Developed by the Milan-based company Energy Dome, the bubble and its surrounding machinery demonstrate a first-of-its-kind “CO2 Battery,” as the company calls it. The facility compresses and expands CO 2 daily in its closed system, turning a turbine that generates 200 megawatt-hours of electricity, or 20 MW over 10 hours. And in 2026, replicas of this plant will start popping up across the globe.
We mean that literally. It takes just half a day to inflate the bubble. The rest of the facility takes less than two years to build and can be done just about anywhere there’s 5 hectares of flat land.
The first to build one outside of Sardinia will be one of India’s largest power companies, NTPC Limited. The company expects to complete its CO2 Battery sometime in 2026 at the Kudgi power plant in Karnataka, in India. In Wisconsin, meanwhile, the public utility Alliant Energy received the all clear from authorities to begin construction of one in 2026 to supply power to 18,000 homes.

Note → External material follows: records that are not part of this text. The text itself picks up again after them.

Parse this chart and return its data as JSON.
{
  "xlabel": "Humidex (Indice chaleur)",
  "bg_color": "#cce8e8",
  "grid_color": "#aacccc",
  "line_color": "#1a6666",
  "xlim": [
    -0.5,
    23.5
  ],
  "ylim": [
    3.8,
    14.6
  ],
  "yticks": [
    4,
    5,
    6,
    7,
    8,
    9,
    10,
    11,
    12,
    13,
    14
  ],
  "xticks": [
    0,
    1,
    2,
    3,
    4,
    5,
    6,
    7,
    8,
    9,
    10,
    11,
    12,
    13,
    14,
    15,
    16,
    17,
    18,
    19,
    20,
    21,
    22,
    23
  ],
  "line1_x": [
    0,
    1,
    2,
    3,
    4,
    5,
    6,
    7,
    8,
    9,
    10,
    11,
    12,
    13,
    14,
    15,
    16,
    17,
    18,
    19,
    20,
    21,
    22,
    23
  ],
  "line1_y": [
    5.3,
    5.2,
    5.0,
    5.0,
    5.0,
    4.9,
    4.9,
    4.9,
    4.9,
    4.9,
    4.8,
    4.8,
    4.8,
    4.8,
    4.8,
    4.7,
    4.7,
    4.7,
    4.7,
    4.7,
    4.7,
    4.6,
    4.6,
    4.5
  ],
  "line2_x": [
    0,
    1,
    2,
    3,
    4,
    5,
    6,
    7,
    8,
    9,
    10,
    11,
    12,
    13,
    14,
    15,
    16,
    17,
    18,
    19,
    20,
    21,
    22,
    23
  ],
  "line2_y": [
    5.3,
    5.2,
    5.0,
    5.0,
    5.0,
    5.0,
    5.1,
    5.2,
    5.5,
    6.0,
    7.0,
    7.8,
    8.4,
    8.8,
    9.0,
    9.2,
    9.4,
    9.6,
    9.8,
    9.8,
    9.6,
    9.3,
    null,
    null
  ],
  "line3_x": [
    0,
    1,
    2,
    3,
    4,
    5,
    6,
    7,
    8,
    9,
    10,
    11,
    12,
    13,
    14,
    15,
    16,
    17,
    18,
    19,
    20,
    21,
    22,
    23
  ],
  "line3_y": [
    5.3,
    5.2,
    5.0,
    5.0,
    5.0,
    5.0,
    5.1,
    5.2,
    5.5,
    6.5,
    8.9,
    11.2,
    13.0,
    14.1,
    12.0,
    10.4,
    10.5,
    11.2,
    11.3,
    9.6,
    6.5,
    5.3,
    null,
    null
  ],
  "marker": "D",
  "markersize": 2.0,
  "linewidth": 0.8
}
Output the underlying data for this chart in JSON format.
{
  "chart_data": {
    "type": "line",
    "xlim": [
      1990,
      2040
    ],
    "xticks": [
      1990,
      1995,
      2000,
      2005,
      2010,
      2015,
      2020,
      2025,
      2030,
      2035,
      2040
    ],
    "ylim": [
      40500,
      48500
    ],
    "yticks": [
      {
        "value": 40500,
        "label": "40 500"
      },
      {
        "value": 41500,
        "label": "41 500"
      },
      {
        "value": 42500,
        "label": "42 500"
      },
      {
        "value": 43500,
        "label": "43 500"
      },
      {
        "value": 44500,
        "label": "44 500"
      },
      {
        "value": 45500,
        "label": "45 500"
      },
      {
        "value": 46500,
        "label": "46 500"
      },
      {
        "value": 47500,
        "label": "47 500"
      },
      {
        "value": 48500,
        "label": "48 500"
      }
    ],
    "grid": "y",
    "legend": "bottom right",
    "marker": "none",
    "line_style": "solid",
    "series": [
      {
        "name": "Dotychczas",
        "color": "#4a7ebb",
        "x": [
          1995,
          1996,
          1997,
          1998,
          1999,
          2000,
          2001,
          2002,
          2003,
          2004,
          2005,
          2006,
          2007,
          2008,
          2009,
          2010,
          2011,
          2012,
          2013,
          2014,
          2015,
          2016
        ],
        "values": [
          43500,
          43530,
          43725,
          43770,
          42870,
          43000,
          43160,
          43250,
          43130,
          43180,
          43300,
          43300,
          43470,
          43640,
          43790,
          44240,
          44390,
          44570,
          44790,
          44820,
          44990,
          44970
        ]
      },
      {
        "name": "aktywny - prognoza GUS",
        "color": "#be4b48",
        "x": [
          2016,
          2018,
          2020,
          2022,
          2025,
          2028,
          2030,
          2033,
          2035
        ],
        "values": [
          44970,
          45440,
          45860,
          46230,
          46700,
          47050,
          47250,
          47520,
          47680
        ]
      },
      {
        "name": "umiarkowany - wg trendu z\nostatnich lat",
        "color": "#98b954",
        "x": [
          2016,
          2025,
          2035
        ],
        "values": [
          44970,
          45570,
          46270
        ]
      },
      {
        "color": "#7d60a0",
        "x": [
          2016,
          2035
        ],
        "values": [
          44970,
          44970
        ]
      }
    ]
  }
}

And Google likes the concept so much that it plans to rapidly deploy the facilities in all of its key data-center locations in Europe, the United States, and the Asia-Pacific region. The idea is to provide electricity-guzzling data centers with round-the-clock clean energy, even when the sun isn’t shining or the wind isn’t blowing. The partnership with Energy Dome, announced in July, marked Google’s first investment in long-duration energy storage.
“We’ve been scanning the globe seeking different solutions,” says Ainhoa Anda, Google’s senior lead for energy strategy, in Paris. The challenge the tech giant has encountered is not only finding a long-duration storage option, but also one that works with the unique specs of every region. “So standardization is really important, and this is one of the aspects that we really like” about Energy Dome, she says. “They can really plug and play this.”

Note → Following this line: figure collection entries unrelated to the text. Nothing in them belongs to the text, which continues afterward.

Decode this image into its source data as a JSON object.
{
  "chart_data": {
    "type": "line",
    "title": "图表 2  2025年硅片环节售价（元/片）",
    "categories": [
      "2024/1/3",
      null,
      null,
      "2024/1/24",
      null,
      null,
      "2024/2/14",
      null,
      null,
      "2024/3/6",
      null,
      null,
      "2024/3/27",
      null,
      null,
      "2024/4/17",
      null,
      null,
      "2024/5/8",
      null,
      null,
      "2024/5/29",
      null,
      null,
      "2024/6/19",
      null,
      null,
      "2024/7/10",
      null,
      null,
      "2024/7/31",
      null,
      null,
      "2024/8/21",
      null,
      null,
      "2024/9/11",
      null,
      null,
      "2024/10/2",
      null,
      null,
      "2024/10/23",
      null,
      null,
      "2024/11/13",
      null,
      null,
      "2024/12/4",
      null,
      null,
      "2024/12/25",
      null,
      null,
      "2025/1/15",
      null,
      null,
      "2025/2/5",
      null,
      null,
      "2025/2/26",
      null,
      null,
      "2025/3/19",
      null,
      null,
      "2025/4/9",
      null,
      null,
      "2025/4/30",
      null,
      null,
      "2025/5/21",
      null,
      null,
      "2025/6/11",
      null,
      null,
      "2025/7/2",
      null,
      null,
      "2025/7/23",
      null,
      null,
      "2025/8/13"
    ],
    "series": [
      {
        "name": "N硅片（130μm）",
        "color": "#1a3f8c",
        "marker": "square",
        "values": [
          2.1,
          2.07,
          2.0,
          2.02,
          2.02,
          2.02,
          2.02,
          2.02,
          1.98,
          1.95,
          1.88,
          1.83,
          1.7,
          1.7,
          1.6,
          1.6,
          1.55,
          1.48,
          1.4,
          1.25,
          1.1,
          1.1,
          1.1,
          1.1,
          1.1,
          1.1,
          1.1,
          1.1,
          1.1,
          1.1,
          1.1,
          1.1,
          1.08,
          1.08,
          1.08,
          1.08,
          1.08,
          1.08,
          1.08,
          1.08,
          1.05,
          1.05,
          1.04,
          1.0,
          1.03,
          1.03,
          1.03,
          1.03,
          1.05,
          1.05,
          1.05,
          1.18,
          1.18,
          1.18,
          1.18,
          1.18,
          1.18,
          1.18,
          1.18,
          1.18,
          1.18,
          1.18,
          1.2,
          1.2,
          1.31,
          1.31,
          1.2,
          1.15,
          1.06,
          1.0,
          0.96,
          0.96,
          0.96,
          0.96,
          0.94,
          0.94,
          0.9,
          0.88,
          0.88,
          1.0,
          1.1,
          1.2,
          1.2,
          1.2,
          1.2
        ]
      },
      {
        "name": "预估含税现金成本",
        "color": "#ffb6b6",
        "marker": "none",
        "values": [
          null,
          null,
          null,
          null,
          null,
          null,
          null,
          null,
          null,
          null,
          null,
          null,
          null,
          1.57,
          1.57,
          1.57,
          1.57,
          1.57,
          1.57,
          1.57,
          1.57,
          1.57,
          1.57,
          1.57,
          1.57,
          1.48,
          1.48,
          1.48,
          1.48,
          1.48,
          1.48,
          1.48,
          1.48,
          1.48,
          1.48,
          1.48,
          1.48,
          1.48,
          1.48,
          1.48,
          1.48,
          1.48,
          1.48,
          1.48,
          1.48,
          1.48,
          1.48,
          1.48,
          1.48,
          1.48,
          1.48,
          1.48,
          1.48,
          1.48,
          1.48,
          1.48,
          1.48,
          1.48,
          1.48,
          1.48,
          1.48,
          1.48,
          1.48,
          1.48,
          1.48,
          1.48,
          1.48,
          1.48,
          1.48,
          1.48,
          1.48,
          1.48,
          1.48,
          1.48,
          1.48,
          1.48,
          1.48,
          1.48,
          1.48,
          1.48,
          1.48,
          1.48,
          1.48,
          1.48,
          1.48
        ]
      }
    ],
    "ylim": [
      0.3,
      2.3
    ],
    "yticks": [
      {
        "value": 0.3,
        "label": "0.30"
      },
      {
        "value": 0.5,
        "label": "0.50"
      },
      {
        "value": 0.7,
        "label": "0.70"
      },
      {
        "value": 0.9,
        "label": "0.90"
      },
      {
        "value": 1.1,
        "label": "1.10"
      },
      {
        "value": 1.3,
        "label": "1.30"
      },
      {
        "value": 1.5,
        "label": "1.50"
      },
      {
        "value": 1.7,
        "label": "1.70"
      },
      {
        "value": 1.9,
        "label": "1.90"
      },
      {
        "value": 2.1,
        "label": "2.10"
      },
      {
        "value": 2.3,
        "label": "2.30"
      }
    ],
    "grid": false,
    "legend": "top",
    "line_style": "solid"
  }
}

Google will prioritize placing the Energy Dome facilities where they’ll have the most impact on decarbonization and grid reliability, and where there’s a lot of renewable energy to store, Anda says. The facilities can be placed adjacent to Google’s data centers or elsewhere within the same grid. The companies did not disclose the terms of the deal.
Anda says Google expects to help the technology “reach a massive commercial stage.”
Getting creative with long-duration energy storage
All this excitement is based on Energy Dome’s one full-size, grid-connected plant in Ottana, Sardinia, which was completed in July. It was built to help solve one of the energy transition’s biggest challenges: the need for grid-scale storage that can provide power for more than 8 hours at a time. Called long-duration energy storage, or LDES in industry parlance, the concept is the key to maximizing the value of renewable energy.